Re: Assert in pageinspect with NULL pages - Mailing list pgsql-hackers

From Peter Geoghegan
Subject Re: Assert in pageinspect with NULL pages
Date
Msg-id CAH2-Wzk4czia7nPJaYQPfpecnQH6L6gRrO4ZC7dj3sOFa1D-JQ@mail.gmail.com
Whole thread Raw
In response to Re: Assert in pageinspect with NULL pages  (Robert Haas <robertmhaas@gmail.com>)
Responses Re: Assert in pageinspect with NULL pages  (Robert Haas <robertmhaas@gmail.com>)
List pgsql-hackers
On Sun, Mar 27, 2022 at 7:24 AM Robert Haas <robertmhaas@gmail.com> wrote:
> It's my impression that there are many ways of crashing the system
> using pageinspect right now.

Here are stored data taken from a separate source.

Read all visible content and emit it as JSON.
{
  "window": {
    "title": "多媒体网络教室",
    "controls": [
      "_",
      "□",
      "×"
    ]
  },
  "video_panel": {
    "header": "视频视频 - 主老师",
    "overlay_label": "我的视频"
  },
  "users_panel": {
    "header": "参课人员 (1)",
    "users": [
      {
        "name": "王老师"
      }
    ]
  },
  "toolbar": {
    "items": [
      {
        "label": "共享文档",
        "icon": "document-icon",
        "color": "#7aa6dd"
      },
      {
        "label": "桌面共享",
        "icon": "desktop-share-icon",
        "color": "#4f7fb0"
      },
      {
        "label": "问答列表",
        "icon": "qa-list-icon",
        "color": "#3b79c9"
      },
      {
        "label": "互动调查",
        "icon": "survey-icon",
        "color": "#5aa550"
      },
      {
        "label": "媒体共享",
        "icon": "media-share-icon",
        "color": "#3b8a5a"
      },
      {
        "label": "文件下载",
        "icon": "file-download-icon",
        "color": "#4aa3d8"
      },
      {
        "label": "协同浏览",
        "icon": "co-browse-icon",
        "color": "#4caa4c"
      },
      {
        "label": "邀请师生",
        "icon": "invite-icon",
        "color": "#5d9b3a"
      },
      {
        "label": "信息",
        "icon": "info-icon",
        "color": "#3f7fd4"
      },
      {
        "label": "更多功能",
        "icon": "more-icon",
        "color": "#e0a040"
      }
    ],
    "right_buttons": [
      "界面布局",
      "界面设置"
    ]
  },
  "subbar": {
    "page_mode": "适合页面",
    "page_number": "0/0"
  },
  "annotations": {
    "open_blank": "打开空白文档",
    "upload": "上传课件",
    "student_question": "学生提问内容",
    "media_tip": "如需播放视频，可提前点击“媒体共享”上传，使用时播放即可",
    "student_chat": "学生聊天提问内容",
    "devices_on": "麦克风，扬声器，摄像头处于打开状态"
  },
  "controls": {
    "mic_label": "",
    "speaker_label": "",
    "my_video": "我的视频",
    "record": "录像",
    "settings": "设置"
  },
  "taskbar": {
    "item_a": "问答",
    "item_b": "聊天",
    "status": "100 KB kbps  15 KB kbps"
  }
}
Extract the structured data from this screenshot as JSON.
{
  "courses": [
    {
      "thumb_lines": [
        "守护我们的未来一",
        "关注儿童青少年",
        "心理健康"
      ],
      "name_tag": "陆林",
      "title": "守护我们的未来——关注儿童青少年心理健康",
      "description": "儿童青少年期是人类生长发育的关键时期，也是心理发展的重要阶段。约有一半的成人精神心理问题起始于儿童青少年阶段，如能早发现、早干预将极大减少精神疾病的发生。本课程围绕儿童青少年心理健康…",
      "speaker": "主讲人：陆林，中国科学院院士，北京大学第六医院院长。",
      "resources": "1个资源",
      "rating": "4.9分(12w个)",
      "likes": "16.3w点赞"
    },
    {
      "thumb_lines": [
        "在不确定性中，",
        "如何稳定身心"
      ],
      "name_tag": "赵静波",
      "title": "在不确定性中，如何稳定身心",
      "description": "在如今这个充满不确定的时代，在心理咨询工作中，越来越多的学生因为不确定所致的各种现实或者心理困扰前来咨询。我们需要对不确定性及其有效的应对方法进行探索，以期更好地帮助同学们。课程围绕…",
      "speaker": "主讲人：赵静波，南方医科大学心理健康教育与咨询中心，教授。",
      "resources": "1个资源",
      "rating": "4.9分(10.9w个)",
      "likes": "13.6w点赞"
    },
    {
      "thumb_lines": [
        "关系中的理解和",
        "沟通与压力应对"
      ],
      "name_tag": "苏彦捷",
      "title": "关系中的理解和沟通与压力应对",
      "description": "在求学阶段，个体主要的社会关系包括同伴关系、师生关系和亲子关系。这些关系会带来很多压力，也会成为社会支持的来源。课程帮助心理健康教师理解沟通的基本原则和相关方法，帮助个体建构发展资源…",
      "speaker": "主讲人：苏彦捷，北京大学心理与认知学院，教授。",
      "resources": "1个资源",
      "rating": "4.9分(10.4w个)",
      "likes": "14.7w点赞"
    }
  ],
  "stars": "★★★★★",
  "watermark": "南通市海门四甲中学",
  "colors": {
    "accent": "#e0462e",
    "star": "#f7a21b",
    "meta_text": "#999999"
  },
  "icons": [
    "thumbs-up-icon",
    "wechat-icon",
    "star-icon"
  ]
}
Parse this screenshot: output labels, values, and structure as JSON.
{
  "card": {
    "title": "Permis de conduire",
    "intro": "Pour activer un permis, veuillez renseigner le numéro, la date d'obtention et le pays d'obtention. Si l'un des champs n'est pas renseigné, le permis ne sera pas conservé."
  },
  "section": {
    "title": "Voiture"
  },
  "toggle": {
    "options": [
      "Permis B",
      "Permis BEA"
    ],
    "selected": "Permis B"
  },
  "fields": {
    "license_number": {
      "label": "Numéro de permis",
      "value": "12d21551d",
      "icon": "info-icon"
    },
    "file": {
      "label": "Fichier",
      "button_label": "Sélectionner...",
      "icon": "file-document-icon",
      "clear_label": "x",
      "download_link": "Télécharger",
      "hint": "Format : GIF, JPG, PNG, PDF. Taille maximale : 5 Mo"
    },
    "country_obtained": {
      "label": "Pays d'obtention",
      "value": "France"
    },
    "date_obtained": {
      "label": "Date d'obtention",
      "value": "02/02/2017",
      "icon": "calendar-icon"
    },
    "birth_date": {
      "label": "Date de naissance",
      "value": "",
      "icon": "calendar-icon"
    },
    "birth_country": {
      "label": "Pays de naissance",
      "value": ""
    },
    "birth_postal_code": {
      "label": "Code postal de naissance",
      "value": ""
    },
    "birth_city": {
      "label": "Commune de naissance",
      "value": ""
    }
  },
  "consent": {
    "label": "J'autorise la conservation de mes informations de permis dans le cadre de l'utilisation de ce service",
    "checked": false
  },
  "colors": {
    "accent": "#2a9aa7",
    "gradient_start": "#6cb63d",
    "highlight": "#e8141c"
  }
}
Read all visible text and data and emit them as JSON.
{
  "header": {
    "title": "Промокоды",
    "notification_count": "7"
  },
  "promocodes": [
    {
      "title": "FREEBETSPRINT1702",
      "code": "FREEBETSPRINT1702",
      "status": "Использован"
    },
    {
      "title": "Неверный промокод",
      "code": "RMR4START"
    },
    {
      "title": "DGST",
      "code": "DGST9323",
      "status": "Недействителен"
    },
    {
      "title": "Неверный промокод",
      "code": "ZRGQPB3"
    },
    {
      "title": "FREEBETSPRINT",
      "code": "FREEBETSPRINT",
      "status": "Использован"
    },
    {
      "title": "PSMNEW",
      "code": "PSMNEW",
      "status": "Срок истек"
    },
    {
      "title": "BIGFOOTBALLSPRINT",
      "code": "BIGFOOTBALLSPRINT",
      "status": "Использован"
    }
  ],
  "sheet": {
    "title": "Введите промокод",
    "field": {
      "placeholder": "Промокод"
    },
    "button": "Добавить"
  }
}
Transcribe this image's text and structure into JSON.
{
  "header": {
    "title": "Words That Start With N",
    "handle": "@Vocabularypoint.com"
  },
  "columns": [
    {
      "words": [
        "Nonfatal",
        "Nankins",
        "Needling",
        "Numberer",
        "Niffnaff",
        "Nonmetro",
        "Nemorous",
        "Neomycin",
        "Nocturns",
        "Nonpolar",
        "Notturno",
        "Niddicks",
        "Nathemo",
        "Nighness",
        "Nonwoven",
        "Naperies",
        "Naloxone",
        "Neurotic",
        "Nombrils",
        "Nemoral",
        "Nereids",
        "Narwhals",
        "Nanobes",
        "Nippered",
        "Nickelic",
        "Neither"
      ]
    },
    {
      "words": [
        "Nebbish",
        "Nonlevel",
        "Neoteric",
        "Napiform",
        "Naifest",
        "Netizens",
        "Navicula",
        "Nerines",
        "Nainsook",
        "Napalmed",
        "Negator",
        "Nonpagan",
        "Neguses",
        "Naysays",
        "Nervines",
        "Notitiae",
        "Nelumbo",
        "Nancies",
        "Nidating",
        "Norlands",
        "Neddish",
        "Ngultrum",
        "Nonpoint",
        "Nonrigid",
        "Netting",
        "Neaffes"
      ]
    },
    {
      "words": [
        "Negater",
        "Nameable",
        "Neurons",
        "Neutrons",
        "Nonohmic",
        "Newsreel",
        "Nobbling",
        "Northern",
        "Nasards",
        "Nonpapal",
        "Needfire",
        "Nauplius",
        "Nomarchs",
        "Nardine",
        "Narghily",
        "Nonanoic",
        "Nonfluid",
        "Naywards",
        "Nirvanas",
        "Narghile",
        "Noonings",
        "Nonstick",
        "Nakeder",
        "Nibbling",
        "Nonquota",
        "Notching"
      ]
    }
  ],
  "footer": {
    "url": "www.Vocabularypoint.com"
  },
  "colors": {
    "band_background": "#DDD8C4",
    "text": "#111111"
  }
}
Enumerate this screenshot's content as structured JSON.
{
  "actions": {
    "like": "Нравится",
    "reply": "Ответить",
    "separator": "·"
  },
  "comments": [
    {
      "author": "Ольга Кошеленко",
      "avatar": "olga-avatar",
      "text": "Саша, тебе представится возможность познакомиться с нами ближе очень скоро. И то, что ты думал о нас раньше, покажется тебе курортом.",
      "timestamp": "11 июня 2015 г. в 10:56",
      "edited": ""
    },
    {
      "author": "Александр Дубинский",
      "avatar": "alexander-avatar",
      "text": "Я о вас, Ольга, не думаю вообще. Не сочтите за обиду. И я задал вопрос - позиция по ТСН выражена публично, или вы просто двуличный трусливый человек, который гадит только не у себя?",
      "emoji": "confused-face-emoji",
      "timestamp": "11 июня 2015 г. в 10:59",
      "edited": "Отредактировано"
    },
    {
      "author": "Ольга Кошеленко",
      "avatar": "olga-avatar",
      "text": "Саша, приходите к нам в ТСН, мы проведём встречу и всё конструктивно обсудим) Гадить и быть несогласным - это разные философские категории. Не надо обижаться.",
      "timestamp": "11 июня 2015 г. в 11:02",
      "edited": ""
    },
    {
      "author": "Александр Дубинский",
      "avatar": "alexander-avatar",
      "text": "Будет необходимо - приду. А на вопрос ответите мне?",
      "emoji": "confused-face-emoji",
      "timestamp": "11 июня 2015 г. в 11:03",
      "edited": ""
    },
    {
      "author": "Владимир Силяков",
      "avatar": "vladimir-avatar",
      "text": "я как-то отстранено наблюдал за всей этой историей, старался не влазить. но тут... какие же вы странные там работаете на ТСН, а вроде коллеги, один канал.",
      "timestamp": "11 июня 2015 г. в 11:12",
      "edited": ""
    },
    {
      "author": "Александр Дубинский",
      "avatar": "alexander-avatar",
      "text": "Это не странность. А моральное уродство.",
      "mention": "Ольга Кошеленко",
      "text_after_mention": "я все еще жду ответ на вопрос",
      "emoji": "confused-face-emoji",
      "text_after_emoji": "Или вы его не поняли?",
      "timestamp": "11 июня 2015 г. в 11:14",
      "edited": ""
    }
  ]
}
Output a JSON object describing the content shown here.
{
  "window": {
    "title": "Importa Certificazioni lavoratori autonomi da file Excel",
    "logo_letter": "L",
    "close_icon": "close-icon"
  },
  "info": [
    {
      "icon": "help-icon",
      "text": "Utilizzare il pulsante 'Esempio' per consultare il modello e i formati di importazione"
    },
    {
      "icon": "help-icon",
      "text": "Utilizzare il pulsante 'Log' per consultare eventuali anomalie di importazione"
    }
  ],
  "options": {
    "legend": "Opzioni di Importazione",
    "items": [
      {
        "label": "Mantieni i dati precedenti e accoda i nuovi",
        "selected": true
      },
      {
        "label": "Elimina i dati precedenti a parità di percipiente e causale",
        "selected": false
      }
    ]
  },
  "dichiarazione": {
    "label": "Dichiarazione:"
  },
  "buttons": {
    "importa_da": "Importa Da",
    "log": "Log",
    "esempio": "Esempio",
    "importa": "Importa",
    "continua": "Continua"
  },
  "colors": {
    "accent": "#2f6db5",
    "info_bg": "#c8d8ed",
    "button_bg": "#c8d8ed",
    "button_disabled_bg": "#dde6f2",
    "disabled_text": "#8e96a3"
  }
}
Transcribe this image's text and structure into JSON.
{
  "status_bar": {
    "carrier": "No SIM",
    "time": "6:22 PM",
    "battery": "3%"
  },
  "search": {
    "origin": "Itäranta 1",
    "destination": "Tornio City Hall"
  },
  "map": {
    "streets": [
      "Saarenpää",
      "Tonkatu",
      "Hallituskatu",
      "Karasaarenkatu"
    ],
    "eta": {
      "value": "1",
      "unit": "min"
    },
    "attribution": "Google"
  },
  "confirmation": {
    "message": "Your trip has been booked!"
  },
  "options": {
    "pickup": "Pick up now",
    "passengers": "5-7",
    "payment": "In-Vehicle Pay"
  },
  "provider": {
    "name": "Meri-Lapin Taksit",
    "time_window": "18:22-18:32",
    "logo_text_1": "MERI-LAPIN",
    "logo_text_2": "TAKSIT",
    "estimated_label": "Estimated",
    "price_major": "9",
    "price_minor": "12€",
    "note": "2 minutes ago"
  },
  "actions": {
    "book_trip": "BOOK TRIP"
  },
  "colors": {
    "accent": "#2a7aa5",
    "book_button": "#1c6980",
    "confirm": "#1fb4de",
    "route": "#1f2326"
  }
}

We aren't very careful about making sure
> that our code that reads from disk doesn't crash if the data on disk
> is corrupted, and all of that systemic weakness is inherited by
> pageinspect.

It's significantly worse than the core code, I'd say (before we even
consider the fact that you can supply your own pages). At least with
index AMs, where functions like _bt_checkpage() and gistcheckpage()
provide the most basic sanity checks for any page that is read from
disk.

> Fixing this seems like a lot of work and problematic for various
> reasons. And I do agree that if we can allow people to look at what's
> going on with a corrupt page, that's useful. On the other hand, if by
> "looking" they crash the system, that sucks a lot. So overall I think
> we need a lot more sanity checks here.

I don't think it's particularly hard to do a little more. That's all
it would take to prevent practically all crashes. We're not dealing
with adversarial page images here.

Sure, it would be overkill to fully adapt something like
palloc_btree_page() for pageinspect, for the reason Michael gave. But
there are a couple of checks that it does that would avoid practically
all real world hard crashes, without any plausible downside:

* The basic _bt_checkpage() call that every nbtree page uses in the
core code (as well as in amcheck).

* The maxoffset > MaxIndexTuplesPerPage check.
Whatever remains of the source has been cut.